Hoje o turismo, em grande medida, consiste em mostrar os encantos das paisagens e fazer saborear as delícias alimentares dos nossos mares, desde que se partilhe com o capital privado das grandes corporações estrangeiras, cujos lucros, caso não atingirem os milhares de milhões de dólares per capita, não são dignos de atenção alguma.
Visto que fui obrigado a falar no tema, devo acrescentar, principalmente para os jovens, que poucas pessoas se apercebem da importância de tal condição neste momento singular da história humana. Não direi que se tem perdido o tempo, porém não hesito em afirmar que não estamos suficientemente informados, nem vocês nem nós, dos conhecimentos e das consciências que deveríamos ter para encarar as realidades que nos desafiam. A primeira coisa em ter em mente é que nossas vidas são uma fracção histórica de segundo, que se devem compartilhar também com as necessidades vitais de todo ser humano. Uma das características do ser humano é a tendência à sobrevalorização do seu papel, o que contrasta por outro lado com o número extraordinário de pessoas que encarnam os sonhos mais elevados.
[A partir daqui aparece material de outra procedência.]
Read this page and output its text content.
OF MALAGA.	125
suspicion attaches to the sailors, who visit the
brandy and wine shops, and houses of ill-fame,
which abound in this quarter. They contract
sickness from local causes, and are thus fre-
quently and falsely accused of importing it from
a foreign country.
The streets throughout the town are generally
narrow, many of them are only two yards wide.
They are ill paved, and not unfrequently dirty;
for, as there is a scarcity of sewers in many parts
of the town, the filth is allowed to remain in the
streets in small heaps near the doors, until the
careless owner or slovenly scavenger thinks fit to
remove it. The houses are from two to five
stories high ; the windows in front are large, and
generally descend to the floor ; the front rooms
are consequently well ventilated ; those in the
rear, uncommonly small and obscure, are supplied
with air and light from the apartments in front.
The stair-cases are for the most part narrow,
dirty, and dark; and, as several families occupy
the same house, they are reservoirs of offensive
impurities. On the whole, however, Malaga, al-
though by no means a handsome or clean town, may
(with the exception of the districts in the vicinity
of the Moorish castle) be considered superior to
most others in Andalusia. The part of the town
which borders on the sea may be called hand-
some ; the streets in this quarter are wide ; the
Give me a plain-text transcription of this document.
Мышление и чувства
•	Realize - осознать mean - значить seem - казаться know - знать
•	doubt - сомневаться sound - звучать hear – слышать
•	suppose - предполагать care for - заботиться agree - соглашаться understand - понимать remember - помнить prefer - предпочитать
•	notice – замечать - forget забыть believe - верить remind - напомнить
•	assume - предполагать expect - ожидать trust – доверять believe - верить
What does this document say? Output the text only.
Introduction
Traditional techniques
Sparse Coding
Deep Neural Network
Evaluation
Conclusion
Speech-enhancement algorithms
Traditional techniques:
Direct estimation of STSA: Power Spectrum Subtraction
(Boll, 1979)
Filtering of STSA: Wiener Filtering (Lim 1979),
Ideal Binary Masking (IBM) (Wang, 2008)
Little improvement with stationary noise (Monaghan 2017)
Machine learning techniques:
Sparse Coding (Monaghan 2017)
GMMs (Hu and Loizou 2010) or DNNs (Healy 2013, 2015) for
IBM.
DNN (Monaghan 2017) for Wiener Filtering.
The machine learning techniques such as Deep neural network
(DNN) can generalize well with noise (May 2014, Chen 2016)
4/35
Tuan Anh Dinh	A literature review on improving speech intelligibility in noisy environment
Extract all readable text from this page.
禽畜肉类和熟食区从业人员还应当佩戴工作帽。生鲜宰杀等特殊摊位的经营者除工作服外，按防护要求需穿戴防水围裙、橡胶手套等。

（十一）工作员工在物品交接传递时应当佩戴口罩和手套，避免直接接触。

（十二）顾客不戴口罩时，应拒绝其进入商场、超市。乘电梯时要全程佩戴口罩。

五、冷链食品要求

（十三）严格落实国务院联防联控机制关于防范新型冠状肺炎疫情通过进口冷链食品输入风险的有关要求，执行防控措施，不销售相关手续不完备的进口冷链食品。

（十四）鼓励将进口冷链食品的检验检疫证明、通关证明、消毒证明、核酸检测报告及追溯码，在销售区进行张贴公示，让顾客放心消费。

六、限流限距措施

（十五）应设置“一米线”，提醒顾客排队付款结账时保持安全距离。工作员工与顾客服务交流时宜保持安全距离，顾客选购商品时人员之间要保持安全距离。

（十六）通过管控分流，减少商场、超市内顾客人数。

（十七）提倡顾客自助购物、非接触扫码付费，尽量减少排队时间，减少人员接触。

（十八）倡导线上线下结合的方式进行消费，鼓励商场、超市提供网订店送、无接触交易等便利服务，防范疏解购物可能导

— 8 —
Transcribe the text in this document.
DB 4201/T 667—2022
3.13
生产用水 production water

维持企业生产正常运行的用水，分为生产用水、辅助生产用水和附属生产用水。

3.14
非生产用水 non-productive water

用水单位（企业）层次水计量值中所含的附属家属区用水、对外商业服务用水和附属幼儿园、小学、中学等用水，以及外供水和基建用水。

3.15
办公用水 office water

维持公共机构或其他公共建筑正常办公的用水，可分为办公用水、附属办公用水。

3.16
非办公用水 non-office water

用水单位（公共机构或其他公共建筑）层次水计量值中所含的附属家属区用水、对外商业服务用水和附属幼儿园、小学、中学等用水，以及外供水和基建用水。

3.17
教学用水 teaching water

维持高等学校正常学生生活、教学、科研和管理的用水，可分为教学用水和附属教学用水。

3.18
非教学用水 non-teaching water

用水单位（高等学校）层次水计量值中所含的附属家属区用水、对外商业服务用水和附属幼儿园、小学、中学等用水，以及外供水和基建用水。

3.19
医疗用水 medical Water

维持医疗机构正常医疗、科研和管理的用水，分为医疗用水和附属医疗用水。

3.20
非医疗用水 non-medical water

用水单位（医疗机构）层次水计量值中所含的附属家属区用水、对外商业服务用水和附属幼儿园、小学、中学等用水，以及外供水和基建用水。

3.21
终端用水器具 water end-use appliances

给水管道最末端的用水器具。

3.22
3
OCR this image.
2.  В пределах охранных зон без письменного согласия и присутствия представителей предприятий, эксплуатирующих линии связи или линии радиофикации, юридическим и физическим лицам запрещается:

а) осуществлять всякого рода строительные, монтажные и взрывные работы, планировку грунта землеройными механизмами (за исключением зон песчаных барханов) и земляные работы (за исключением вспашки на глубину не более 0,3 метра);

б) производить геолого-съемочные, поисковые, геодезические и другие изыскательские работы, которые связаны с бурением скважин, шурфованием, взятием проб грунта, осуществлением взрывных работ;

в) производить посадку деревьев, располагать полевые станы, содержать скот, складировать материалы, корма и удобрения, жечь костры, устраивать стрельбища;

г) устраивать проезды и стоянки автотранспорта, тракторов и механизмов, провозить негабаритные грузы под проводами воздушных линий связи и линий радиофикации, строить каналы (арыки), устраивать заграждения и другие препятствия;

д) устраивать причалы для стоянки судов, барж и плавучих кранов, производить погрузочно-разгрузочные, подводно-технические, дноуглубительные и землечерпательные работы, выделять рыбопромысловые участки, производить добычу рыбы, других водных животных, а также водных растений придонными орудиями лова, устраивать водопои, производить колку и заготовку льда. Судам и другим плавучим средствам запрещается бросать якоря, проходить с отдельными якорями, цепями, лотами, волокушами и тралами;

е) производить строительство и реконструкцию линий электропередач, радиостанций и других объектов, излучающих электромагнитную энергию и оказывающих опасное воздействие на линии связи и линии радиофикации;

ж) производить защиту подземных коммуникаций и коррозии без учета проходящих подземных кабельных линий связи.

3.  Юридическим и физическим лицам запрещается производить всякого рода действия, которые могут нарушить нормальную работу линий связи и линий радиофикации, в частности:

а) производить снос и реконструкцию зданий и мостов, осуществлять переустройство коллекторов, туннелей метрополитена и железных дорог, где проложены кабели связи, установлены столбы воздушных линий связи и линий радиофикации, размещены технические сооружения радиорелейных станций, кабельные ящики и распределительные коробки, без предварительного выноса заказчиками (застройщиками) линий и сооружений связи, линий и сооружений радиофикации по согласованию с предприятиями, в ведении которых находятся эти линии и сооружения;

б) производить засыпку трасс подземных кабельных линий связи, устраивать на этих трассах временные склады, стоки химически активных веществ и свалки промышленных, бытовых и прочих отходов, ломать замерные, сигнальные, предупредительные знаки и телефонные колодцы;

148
Contudo, ninguém é bom ou mau por si próprio. Nenhum de nós está desenhado para o papel que deve assumir na sociedade revolucionária. Em parte, os cubanos tivemos o privilégio de contar com o exemplo de José Martí. Inclusive, pergunto-me se tinha que morrer ou não em Dos Ríos, quando disse “para mim é hora”, e carregou contra as forças espanholas entrincheiradas em uma sólida linha de fogo. Não queria voltar aos Estados Unidos e não tinha quem o fizesse voltar. Alguém arrancou algumas folhas do seu diário. Quem carregou com essa pérfida culpa que foi sem dúvidas obra de algum intrigante inescrupuloso? Conhecem-se diferenças entre os Chefes, mas nunca indisciplinas. “Quem tentar apropriar-se de Cuba recolherá a poeira do seu solo anegado em sangue, se não perece na luta”, declarou o glorioso líder negro Antonio Maceo. Igualmente se reconhece em Máximo Gómez, o chefe militar mais disciplinado e discreto da nossa história.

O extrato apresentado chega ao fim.